When he looked up at His Highness' face, he seemed like he was in a daze. Only when his trembling hands reached out and carefully pulled his dirtied white pant leg up, pushing his robe up as he did so, did his eyes suddenly open wide, though they didn't even seem to register what was going on around him. He jerked his leg away, but San Lang grabbed his ankle and forced it flat down while the soldiers grabbed his shoulders.
"Don't–!"
He ignored the request as he stared down at this leg. It needed to be handled. He wasn't sure if a god would be able to heal from something like this without getting crippled. It had to be set at least, so it could heal properly.
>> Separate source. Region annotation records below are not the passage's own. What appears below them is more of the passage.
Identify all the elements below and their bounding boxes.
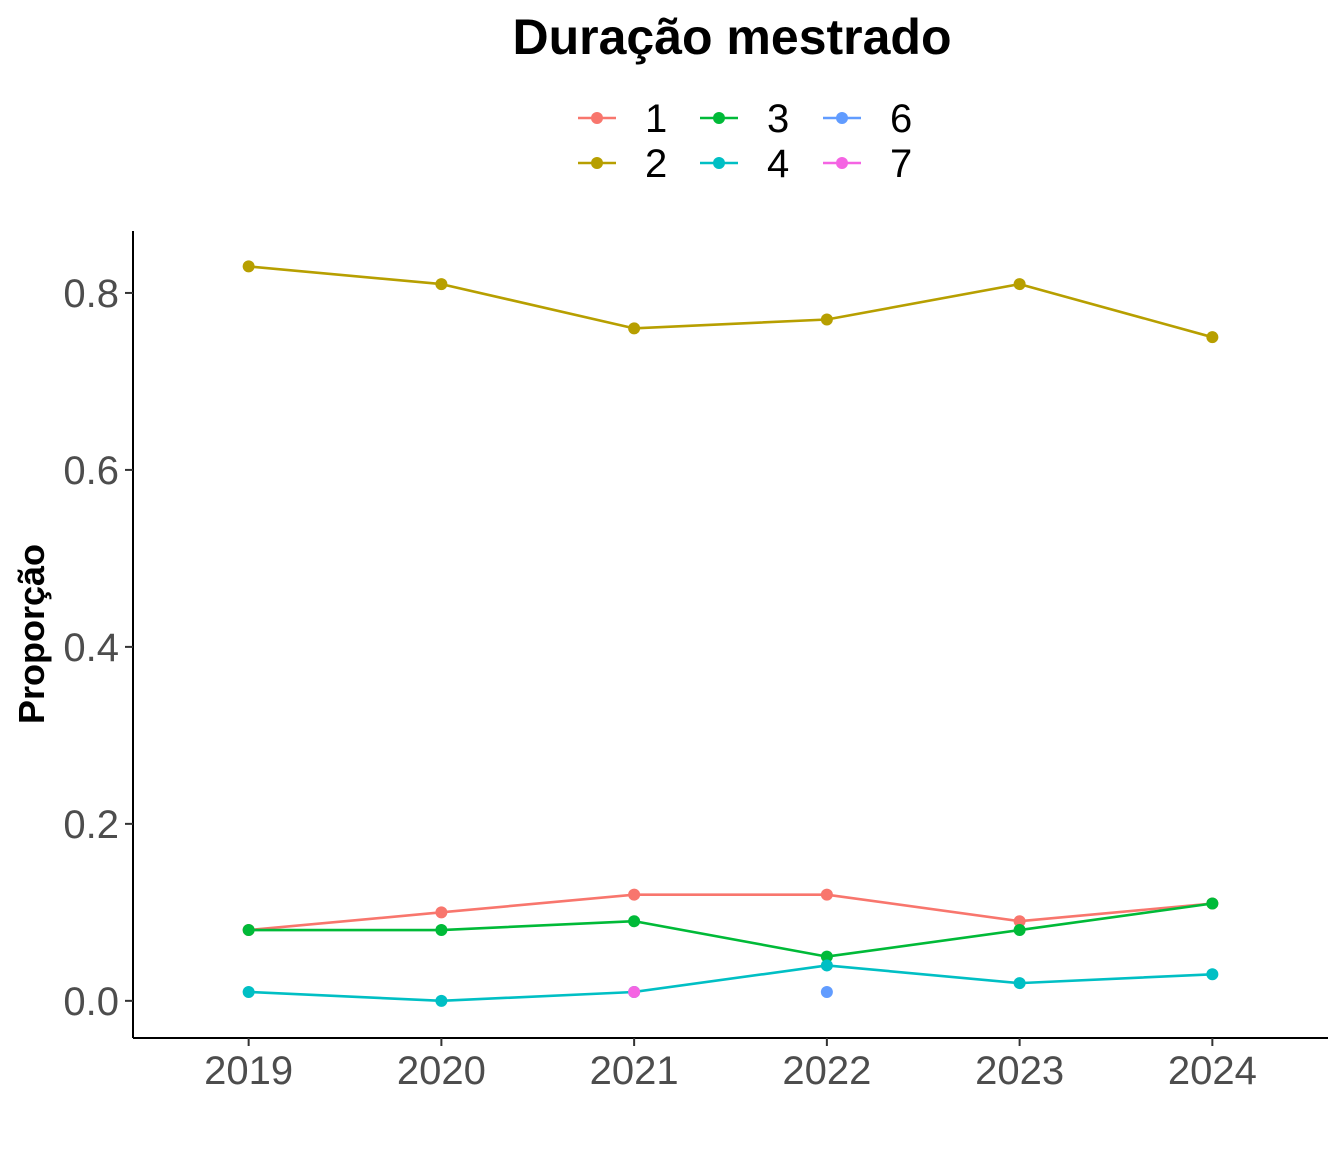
legend-label: 1 bbox=[645, 97, 667, 141]
y-ticks: 0.0 0.2 0.4 0.6 0.8 bbox=[63, 272, 133, 1024]
data-point bbox=[820, 950, 833, 963]
legend-label: 3 bbox=[767, 97, 789, 141]
legend-key-point bbox=[591, 112, 603, 124]
legend-item: 2 bbox=[578, 142, 667, 186]
data-point bbox=[1013, 915, 1026, 928]
data-point bbox=[1206, 331, 1219, 344]
x-tick-label: 2020 bbox=[397, 1049, 486, 1093]
series-4 bbox=[242, 959, 1219, 1007]
legend-key-point bbox=[836, 157, 848, 169]
data-point bbox=[628, 322, 641, 335]
data-point bbox=[242, 260, 255, 273]
legend-label: 6 bbox=[890, 97, 912, 141]
data-point bbox=[820, 313, 833, 326]
x-tick-label: 2023 bbox=[975, 1049, 1064, 1093]
data-point bbox=[1013, 924, 1026, 937]
y-tick-label: 0.0 bbox=[63, 980, 119, 1024]
legend-label: 2 bbox=[645, 142, 667, 186]
data-point bbox=[435, 906, 448, 919]
legend-item: 1 bbox=[578, 97, 667, 141]
legend-items: 12 34 67 bbox=[578, 97, 912, 186]
data-point bbox=[435, 278, 448, 291]
series-line bbox=[248, 265, 1213, 339]
x-tick-label: 2024 bbox=[1168, 1049, 1257, 1093]
legend-key-point bbox=[713, 157, 725, 169]
legend-item: 7 bbox=[823, 142, 912, 186]
series-line bbox=[248, 902, 1213, 958]
data-point bbox=[628, 915, 641, 928]
y-tick-label: 0.6 bbox=[63, 449, 119, 493]
legend-key-point bbox=[836, 112, 848, 124]
y-tick-label: 0.4 bbox=[63, 626, 119, 670]
legend-label: 4 bbox=[767, 142, 789, 186]
legend-item: 3 bbox=[700, 97, 789, 141]
series-3 bbox=[242, 897, 1219, 963]
data-point bbox=[242, 924, 255, 937]
legend-item: 6 bbox=[823, 97, 912, 141]
x-tick-label: 2019 bbox=[204, 1049, 293, 1093]
data-point bbox=[1206, 968, 1219, 981]
plot-area bbox=[242, 260, 1219, 1007]
legend-label: 7 bbox=[890, 142, 912, 186]
data-point bbox=[1013, 977, 1026, 990]
data-point bbox=[820, 959, 833, 972]
legend: Duração mestrado 12 34 67 bbox=[512, 9, 951, 186]
series-7 bbox=[628, 985, 641, 998]
data-point bbox=[1013, 278, 1026, 291]
legend-item: 4 bbox=[700, 142, 789, 186]
data-point bbox=[435, 924, 448, 937]
data-point bbox=[242, 985, 255, 998]
y-tick-label: 0.2 bbox=[63, 803, 119, 847]
series-6 bbox=[820, 985, 833, 998]
x-tick-label: 2022 bbox=[782, 1049, 871, 1093]
legend-key-point bbox=[713, 112, 725, 124]
data-point bbox=[435, 994, 448, 1007]
x-tick-label: 2021 bbox=[590, 1049, 679, 1093]
data-point bbox=[820, 888, 833, 901]
x-ticks: 2019 2020 2021 2022 2023 2024 bbox=[204, 1038, 1257, 1093]
axes: 0.0 0.2 0.4 0.6 0.8 2019 2020 2021 2022 2023 2024… bbox=[11, 231, 1328, 1093]
data-point bbox=[628, 888, 641, 901]
legend-title: Duração mestrado bbox=[512, 9, 951, 65]
series-line bbox=[248, 964, 1213, 1003]
y-tick-label: 0.8 bbox=[63, 272, 119, 316]
data-point bbox=[1206, 897, 1219, 910]
series-2 bbox=[242, 260, 1219, 344]
y-axis-title: Proporção bbox=[11, 544, 52, 724]
series-line bbox=[248, 893, 1213, 932]
legend-key-point bbox=[591, 157, 603, 169]
data-point bbox=[628, 985, 641, 998]
data-point bbox=[820, 985, 833, 998]
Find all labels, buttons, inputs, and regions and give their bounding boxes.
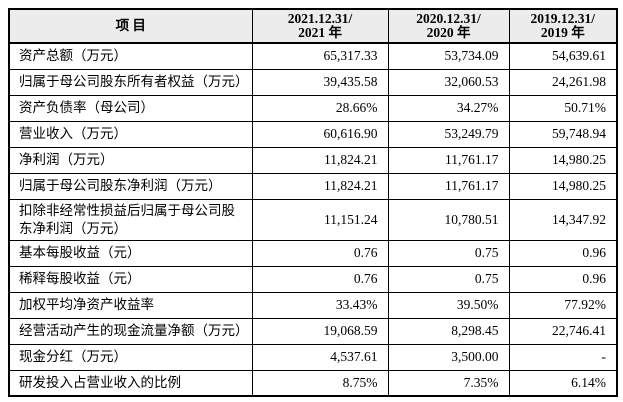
value-2020: 11,761.17	[387, 172, 510, 200]
value-2019: 14,980.25	[508, 146, 618, 174]
table-row-debt-ratio: 资产负债率（母公司） 28.66% 34.27% 50.71%	[8, 94, 618, 122]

He handled the leg as gently as he could, looking it over and touching where it was starting to swell. From what he could tell, the break was clean. This wasn't an injury he dealt with too often, but there were times where patients fought, or accidents happened due to how weak their bodies became with the Face Disease. He could handle this much. And he still had his kit on him. He dug through it for bandages, dropped those bandages on the ground, and pointed at one of the two soldiers.
"Give me– Give me your scabbard for your sword. Not the sword. The scabbard. And then hold his leg down. Put your hands on his thighs and don't let him move it."
The scabbard was dropped right next to the bandages, and he grabbed tight hold of His Highness' ankle, ignoring his all too mortal kicking.
"Your Highness, I'm sorry. It's going to hurt. It'll be over in a second. It'll be okay, just yell if it hurts."
"It doesn't– Doesn't hurt– I– … I'm fine, I'm fine…"
He was mumbling like he didn't know what was going on. San Lang's lips tightened, but he took in a deep breath and pulled.
That mumbling turned into a pained groan, and not far away, he could hear his attendants yelling for His Highness. He didn't bother to spare a glance for them approaching.
"It's okay, you'll be okay," he mumbled, pulling just hard enough and stopping when the leg straightened out. He pressed around the wound just enough to make sure it felt like the bone was in place, and then took the bandages and scabbard and started on making a temporary splint.
"Alright, Your Highness. It's done. Do you hear?"
He looked up as he wrapped the bandages around his shivering leg, but His Highness only looked dazed again, his face dirtied and streaked with dried tears. Mu Qing and Feng Xin were on either end of His Highness, shooing away those soldiers and hammering him with all sorts of questions and all but ignoring San Lang. The moment he tied the scabbard in place for the splint, His Highness was pulled up into Feng Xin's arms.
All he got was a passing glance from Mu Qing, who only briefly squinted at him, like he wasn't sure if he recognized him or not. But he wasn't wearing bandages, he was covered from head to toe in dust, and his eyes burned so badly he could barely squint through them. What was there to recognize?
He was just left there then. Those two had enough energy to bound away in the same way His Highness was usually able to, and that's what they did.
They had all that strength, and they'd left His Highness alone again, and only came afterward to pick up the pieces.
Just like before, they weren't there when it mattered.